Один только рассказ оставляет по-настоящему светлое впечатление Последний бой майора Пугачева. Если первые партии заключенных, привезенные в 30-е гг., как пишет Шаламов, выучились не заступаться друг за друга, не поддерживать друг друга и их души подверглись полному растлению, то узники 40-х репатриированные из Франции, Германии, советские офицеры и солдаты, поняв, что их привезли на смерть, устроили заговор, расстреляли конвоиров, убежали из лагеря. Окруженные, они были уничтожены, пробыв несколько дней на свободе, в тайге. Почему светлое впечатление? Да потому, что и Пугачев, и Солдатов, и Игнатович, и Левицкий предпочли медленному умиранию гибель в бою, отстаивая честь офицеров и товарищескую верность. Их не коснулся духовный геноцид. Он страшен, спущенный сверху, охвативший все группы каторжан. Вот почему Шаламов говорил, что в лагере нет виноватых: ...И это не острота, не каламбур. Это юридическая природа лагерной жизни... тебя судят вчерашние (или будущие) заключенные, уже отбывшие срок. И ты сам, окончивший срок по любой статье, самим моментом освобождения приобретаешь юридическое и практическое право судить других.

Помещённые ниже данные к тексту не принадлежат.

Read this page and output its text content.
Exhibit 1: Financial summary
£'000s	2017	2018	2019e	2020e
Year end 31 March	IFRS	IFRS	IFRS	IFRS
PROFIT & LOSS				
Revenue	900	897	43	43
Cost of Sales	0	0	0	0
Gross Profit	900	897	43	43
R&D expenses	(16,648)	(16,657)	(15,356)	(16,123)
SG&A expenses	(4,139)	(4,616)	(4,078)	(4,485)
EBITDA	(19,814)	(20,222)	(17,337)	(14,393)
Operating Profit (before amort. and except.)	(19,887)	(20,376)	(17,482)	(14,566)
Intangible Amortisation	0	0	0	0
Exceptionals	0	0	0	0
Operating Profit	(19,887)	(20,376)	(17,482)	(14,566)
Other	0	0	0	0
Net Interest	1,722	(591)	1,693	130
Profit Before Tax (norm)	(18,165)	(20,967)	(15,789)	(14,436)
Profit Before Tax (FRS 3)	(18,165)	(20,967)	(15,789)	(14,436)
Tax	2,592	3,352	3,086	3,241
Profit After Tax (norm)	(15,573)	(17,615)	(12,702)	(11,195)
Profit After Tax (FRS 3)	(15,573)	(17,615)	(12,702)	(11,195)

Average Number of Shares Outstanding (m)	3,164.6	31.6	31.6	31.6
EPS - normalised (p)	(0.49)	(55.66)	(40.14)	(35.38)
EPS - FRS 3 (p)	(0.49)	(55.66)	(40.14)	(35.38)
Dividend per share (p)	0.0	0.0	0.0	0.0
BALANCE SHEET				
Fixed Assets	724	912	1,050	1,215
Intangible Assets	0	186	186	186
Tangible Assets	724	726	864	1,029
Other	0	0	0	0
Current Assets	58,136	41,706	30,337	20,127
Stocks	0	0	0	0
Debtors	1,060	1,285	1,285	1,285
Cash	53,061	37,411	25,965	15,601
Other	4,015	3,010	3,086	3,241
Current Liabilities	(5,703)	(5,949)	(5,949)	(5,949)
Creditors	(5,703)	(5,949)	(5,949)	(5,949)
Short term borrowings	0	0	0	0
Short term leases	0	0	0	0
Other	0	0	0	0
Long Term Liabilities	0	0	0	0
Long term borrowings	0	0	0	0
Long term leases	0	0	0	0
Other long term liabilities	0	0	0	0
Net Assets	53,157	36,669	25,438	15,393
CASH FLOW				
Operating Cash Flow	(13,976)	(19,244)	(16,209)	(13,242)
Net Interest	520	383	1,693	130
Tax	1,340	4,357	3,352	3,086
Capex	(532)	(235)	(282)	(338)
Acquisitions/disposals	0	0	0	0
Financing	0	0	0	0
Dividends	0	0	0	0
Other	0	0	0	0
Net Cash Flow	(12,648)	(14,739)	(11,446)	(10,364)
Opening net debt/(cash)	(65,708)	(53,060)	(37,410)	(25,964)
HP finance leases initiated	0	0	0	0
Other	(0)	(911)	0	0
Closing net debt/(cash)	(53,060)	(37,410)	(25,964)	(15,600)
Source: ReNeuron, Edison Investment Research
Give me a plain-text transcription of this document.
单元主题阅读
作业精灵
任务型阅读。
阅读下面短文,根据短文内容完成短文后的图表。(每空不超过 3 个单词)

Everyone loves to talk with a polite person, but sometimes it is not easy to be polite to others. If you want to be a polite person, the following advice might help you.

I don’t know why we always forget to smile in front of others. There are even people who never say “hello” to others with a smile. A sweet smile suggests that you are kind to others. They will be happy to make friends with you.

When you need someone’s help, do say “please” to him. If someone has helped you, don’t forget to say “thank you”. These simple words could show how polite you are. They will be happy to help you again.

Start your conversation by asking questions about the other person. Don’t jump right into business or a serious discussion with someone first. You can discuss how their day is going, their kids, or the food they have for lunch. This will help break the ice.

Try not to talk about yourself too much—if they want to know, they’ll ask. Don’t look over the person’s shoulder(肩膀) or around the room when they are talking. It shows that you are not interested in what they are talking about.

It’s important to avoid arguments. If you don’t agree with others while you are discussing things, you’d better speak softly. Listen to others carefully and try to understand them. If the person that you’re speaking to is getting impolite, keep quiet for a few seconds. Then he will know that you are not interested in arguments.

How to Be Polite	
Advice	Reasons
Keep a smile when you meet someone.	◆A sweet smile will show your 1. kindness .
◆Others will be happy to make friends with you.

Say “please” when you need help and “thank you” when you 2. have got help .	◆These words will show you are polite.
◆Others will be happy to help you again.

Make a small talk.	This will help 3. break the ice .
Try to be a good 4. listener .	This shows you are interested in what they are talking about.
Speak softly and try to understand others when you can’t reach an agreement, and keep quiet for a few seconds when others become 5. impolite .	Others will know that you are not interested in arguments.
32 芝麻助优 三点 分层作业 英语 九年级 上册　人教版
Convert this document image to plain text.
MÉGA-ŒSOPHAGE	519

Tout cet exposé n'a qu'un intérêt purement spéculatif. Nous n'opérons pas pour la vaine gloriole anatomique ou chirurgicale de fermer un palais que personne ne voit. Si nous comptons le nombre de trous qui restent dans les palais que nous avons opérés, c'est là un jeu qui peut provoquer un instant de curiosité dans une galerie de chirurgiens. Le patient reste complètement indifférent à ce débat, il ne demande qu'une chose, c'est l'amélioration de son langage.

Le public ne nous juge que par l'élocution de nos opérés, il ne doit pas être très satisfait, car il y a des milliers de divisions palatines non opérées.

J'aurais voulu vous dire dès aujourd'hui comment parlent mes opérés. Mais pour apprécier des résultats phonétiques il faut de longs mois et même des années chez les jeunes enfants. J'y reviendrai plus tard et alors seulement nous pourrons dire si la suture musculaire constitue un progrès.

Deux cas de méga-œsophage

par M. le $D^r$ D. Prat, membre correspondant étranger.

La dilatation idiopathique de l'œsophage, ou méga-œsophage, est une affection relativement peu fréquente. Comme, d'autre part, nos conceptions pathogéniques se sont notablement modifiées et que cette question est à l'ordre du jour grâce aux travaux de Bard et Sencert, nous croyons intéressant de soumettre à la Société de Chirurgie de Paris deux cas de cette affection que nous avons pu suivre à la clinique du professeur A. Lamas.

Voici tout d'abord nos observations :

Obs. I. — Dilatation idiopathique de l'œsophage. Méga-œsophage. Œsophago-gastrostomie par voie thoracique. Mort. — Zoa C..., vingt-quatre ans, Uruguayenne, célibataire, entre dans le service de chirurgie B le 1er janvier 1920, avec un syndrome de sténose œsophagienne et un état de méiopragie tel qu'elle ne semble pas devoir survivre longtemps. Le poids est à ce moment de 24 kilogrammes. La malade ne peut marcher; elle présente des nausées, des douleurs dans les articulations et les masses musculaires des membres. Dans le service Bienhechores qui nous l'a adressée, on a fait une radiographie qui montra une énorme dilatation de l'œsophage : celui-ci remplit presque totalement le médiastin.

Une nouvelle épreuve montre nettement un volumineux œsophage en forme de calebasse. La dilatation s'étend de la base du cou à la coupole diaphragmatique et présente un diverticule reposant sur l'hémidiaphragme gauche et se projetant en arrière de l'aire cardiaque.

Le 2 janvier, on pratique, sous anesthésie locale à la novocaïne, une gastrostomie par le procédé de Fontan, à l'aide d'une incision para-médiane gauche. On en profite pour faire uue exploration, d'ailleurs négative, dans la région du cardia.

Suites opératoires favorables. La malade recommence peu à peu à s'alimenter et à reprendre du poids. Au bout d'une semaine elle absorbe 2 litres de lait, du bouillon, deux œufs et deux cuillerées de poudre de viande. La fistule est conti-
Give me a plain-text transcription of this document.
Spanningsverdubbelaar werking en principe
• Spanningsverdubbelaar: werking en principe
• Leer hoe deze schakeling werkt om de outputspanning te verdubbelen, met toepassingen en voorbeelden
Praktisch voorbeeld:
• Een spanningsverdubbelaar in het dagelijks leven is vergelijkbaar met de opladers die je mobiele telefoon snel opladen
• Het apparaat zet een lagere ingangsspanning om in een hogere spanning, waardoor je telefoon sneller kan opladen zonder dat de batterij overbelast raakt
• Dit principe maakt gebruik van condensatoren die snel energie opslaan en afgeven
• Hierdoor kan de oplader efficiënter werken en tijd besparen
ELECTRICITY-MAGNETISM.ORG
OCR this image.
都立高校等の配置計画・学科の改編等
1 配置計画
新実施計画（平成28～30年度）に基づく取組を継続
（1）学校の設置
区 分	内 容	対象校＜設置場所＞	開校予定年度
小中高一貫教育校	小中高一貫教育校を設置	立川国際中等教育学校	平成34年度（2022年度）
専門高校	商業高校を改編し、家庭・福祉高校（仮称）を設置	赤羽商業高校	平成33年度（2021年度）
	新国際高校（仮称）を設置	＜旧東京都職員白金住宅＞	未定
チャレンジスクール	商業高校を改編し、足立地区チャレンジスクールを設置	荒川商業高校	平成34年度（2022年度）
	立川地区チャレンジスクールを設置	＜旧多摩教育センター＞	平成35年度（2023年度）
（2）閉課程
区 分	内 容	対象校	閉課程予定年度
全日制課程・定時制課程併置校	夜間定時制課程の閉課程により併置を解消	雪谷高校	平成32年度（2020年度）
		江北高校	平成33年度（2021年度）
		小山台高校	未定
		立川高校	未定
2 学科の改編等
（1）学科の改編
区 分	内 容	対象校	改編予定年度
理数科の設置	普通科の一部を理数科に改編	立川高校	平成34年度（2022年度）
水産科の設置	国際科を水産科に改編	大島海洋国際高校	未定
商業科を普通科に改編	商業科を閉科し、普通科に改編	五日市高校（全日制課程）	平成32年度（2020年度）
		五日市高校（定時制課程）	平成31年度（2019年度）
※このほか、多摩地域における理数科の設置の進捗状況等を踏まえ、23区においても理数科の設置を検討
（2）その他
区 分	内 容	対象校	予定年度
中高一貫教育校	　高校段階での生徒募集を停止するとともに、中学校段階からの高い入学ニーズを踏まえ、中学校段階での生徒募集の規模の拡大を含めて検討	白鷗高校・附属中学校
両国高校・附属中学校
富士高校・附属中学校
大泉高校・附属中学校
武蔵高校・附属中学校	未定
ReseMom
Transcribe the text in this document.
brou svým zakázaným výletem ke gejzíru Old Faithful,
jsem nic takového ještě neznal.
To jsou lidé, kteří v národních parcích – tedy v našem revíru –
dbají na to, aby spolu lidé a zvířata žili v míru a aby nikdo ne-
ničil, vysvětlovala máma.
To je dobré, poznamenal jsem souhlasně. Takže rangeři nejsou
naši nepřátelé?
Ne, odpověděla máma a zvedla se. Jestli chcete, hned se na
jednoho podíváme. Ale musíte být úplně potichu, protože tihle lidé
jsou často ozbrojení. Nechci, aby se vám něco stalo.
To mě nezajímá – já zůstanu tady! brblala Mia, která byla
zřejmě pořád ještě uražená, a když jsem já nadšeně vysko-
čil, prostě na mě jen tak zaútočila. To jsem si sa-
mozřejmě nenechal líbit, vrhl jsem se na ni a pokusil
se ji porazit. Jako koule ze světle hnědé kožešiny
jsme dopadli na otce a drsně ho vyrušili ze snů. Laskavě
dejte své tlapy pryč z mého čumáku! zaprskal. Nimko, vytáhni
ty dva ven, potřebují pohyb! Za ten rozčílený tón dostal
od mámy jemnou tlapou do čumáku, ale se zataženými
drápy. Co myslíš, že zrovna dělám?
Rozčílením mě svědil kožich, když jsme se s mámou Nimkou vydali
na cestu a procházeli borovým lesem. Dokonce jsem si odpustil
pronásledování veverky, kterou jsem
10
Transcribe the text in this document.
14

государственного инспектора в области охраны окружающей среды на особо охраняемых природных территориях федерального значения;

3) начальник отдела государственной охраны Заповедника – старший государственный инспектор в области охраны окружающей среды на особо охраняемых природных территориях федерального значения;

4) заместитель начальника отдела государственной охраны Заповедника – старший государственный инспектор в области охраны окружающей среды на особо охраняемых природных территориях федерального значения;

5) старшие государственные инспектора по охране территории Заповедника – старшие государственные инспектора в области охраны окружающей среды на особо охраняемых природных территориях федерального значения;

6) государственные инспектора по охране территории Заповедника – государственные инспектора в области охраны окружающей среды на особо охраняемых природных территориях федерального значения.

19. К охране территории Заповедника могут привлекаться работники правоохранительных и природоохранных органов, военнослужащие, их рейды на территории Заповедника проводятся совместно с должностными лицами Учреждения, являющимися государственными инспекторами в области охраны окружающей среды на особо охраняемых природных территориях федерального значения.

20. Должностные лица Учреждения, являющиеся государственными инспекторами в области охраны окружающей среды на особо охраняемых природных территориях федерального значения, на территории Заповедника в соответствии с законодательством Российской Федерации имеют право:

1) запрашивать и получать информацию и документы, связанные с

Один день Ивана Денисовича А.И. Солженицына (род. 1914). Есть такие писатели, о которых можно было бы сказать: явление. Солженицын относится к их числу. Писатель, публицист, историк, гражданин, он, описав все этапы и механизм движения красного колеса русской истории, заглянул в глаза народного страдания и поставил вопрос: Что с нами происходит? Исключенный в 1969 г. из Союза писателей СССР, а в 1974-м насильно выдворенный на Запад, он вернулся в 90-е гг. в Россию великим русским писателем.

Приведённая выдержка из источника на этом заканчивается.